The paired domain-containing factor Pax8 and the homeodomain-containing factor TTF-1 directly interact and synergistically activate transcription.

Pax genes encode for transcription factors essential for tissue development in many species. Pax8, the only member of the family expressed in the thyroid tissue, is involved in the morphogenesis of the gland and in the transcriptional regulation of thyroid-specific genes. TTF-1, a homeodomain-containing factor, is also expressed in the thyroid tissue and has been demonstrated to play a role in thyroid-specific gene expression. Despite the presence of Pax8 and TTF-1 also in a few other tissues, the simultaneous expression of the two transcription factors occurs only in the thyroid, supporting the idea that Pax8 and TTF-1 might cooperate to influence thyroid-specific gene expression.

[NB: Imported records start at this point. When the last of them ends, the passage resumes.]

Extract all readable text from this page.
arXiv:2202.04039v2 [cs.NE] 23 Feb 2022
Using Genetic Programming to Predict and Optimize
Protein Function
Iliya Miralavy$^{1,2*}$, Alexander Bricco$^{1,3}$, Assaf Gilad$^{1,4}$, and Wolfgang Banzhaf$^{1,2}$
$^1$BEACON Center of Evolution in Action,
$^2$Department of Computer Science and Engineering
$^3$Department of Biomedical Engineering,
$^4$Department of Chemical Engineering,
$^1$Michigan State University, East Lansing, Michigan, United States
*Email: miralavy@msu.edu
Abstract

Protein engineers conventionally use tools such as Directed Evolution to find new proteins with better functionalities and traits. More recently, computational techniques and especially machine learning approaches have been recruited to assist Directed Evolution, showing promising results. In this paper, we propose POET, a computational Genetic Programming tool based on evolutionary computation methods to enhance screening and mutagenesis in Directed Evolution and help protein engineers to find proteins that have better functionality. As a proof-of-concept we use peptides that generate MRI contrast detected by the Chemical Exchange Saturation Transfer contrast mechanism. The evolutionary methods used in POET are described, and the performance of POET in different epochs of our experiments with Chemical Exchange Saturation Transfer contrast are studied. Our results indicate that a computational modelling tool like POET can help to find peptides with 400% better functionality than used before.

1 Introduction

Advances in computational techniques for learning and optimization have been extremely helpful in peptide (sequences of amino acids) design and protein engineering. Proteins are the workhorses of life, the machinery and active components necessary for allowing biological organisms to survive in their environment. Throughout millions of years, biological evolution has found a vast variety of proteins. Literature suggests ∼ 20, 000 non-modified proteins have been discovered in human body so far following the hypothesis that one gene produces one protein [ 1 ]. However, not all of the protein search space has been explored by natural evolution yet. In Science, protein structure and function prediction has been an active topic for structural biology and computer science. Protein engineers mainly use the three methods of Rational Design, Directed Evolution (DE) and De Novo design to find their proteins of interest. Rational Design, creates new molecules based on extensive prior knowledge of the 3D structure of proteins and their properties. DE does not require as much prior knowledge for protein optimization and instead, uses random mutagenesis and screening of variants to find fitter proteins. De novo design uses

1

In this report, we describe a physical and functional interaction between these two factors. The fusion protein GST-Pax8 is able to bind TTF-1 present in thyroid or in non-thyroid cell extracts, and by using bacterial purified TTF-1 we demonstrate that the interaction is direct. By co-immunoprecipitation, we also show that the interaction between the two proteins occurs in vivo in thyroid cells. Moreover, Pax8 and TTF-1 when co-expressed in HeLa cells synergistically activate Tg gene transcription. The synergism requires the N-terminal activation domain of TTF-1, and deletions of Pax8 indicate that the C-terminal domain of the protein is involved. Our results demonstrate a functional cooperation and a physical interaction between transcription factors of the homeodomain-containing and of the paired domain-containing gene families in the regulation of tissue-specific gene expression.